Коляну он говорил обычно:

— Бывай, бывай, слушай! Скоро сам будешь, как мы, агитировать. Держись крепче нас, Совета. Твоя правда у нас. Для таких, как ты, мы, большевики, единственная опора. Все другие партии хлопочут только за себя, одни мы — за народ.

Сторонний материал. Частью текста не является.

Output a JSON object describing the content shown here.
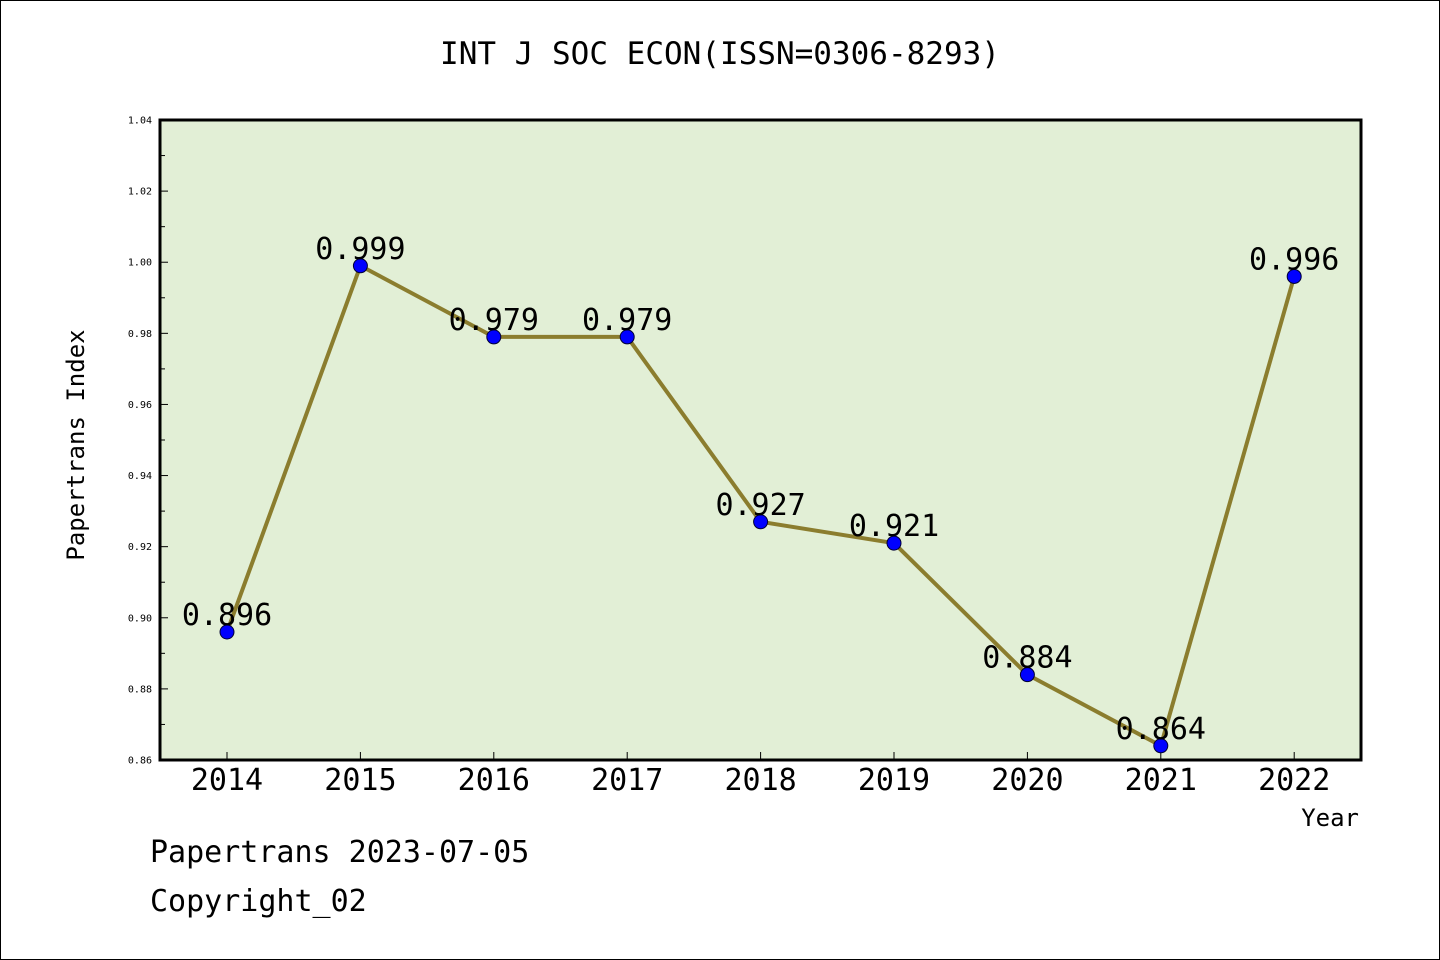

Покрасив парты и побелив печи, Колян ушел к морю собирать оленей. Путь лежал через родной поселок. Там Колян сперва проведал свою тупу. Она стояла так, как была оставлена прошлой осенью, никто не тревожил ее, закрытую наглухо.

Колян сел на порог. Против него посреди стены, черной, как наружная стенка котла, выделялось небольшое пятно посветлей. Вспомнил, что над ним трудилась, горевала, плакала Ксандра, и подумал: «Оно на память мне». Потом сказал себе:

— Ну, хватит сидеть дома, пойдем в гости, искать готовый чай, — и перешел к Максиму.

Старик был в отлучке, но недалеко: в очаге теплились угли, из котла, висевшего над ним, струился парок. Колян поставил в угол посох, ружье, сел и снял с плеч ранец. Он приспособил его вместо дорожного мешка.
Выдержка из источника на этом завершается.